On the legislative front, and response to enacted changes to existing insurance statutes, suffice it to say that there likely will surface structural solutions should the 2015 Extender Bill or something similar to it pass. These structural solutions will emerge to help protect legitimate use of 831(b) captives by small closely held businesses. Sophisticated transactional lawyers nearly always find a way to legally restructure solutions where there is legitimate need as there is for expanded effective alternative risk finance and transfer programs.

Regarding abuse of tax incentives, it is important to remember tax incentives exist to be utilized, and there already is recently expanded tools in the IRS arsenal to combat tax abuse. One example is the new Economic Substance Test part of the Affordable Care Act. It should in and of itself prove sufficient over time to address clear 831(b) use abuses. The US already has the most pervasive and complex tax code in the world, and the largest enforcement agency behind it. Truly simplifying the tax code, and reducing the need for expansive audit and enforcement staff, is the best path should Congress and the IRS want to help make the US economy more competitive, create better job opportunities for our children, and stop the growth and deficit spending of the federal government.
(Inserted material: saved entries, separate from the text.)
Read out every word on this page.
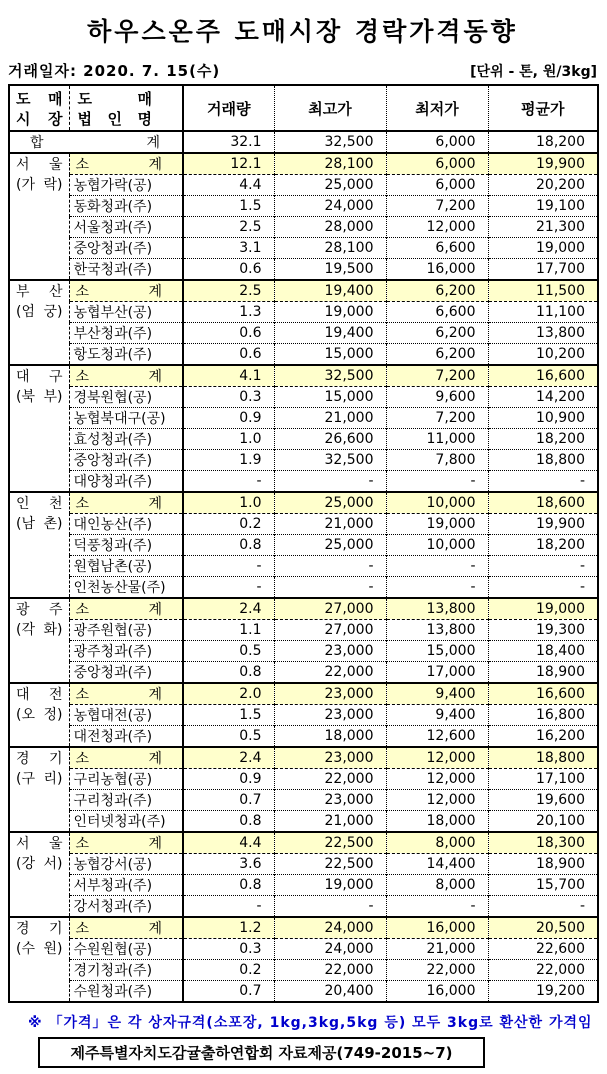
하우스온주 도매시장 경락가격동향
거래일자: 2020. 7. 15(수)	[단위 - 톤, 원/3kg]
도 매
시 장

도	매
법 인 명

거래량	최고가	최저가	평균가

합 계		32.1	32,500	6,000	18,200

서 울
(가 락)

소	계	12.1	28,100	6,000	19,900
	농협가락(공)	4.4	25,000	6,000	20,200
	동화청과(주)	1.5	24,000	7,200	19,100
	서울청과(주)	2.5	28,000	12,000	21,300
	중앙청과(주)	3.1	28,100	6,600	19,000
	한국청과(주)	0.6	19,500	16,000	17,700

부 산
(엄 궁)

소	계	2.5	19,400	6,200	11,500
	농협부산(공)	1.3	19,000	6,600	11,100
	부산청과(주)	0.6	19,400	6,200	13,800
	항도청과(주)	0.6	15,000	6,200	10,200

대 구
(북 부)

소	계	4.1	32,500	7,200	16,600
	경북원협(공)	0.3	15,000	9,600	14,200
	농협북대구(공)	0.9	21,000	7,200	10,900
	효성청과(주)	1.0	26,600	11,000	18,200
	중앙청과(주)	1.9	32,500	7,800	18,800
	대양청과(주)	-	-	-	-

인 천
(남 촌)

소	계	1.0	25,000	10,000	18,600
	대인농산(주)	0.2	21,000	19,000	19,900
	덕풍청과(주)	0.8	25,000	10,000	18,200
	원협남촌(공)	-	-	-	-
	인천농산물(주)	-	-	-	-

광 주
(각 화)

소	계	2.4	27,000	13,800	19,000
	광주원협(공)	1.1	27,000	13,800	19,300
	광주청과(주)	0.5	23,000	15,000	18,400
	중앙청과(주)	0.8	22,000	17,000	18,900

대 전
(오 정)

소	계	2.0	23,000	9,400	16,600
	농협대전(공)	1.5	23,000	9,400	16,800
	대전청과(주)	0.5	18,000	12,600	16,200

경 기
(구 리)

소	계	2.4	23,000	12,000	18,800
	구리농협(공)	0.9	22,000	12,000	17,100
	구리청과(주)	0.7	23,000	12,000	19,600
	인터넷청과(주)	0.8	21,000	18,000	20,100

서 울
(강 서)

소	계	4.4	22,500	8,000	18,300
	농협강서(공)	3.6	22,500	14,400	18,900
	서부청과(주)	0.8	19,000	8,000	15,700
	강서청과(주)	-	-	-	-

경 기
(수 원)

소	계	1.2	24,000	16,000	20,500
	수원원협(공)	0.3	24,000	21,000	22,600
	경기청과(주)	0.2	22,000	22,000	22,000
	수원청과(주)	0.7	20,400	16,000	19,200
※ 「가격」은 각 상자규격(소포장, 1kg,3kg,5kg 등) 모두 3kg로 환산한 가격임
제주특별자치도감귤출하연합회 자료제공(749-2015~7)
For more insight on this issue, read the following comments to Mr. Adkisson’s re-publication of his article on LinkedIn:

  1. Middle market businesses face a great number of risks for which insurance is not readily or affordably available in the commercial insurance market. For example, my friend in Charlotte who operates a number of fast casual restaurants, seven of which were closed for 3 days and two for 3 weeks as a result of flooding in Columbia, SC. He discovered that his flood insurance did not cover business interruption. And another Charlotte business owner, whose business relies heavily on online sales, who suffered a loss this year of hundreds of thousands of dollars when her website crashed; an event for which insurance is effectively unavailable. The threat to her business is existential.

  2. Martin Eveleigh

    While large companies have balance sheets that enable them to weather these storms and have formed captive insurance companies to help finance these and other risks, middle market businesses often do not have the strength to survive such events. By offering an incentive to finance risks in a captive insurance company, the election available under S.831(b) helps middle market businesses deal with adversity and so encourages entrepreneurship and job creation.

  3. Nigel Bailey

    Is this the result of lobbying by traditional insurance companies, or just the IRS?

  4. Jay Adkisson

    @Nigel — It is the result of (1) Sen. Grassley wanting to increase the 831(b) limit for farm mutuals — but needing a revenue offset to increase the limits, and (2) the IRS wanting to clamp down on “tax shelter captives” and by doing so providing Grassley with the revenue offset that he needs. Even if this doesn’t get past (and maybe more likely if it doesn’t), the IRS will likely come down in 2016 with some pretty onerous rules for 831(b) captives.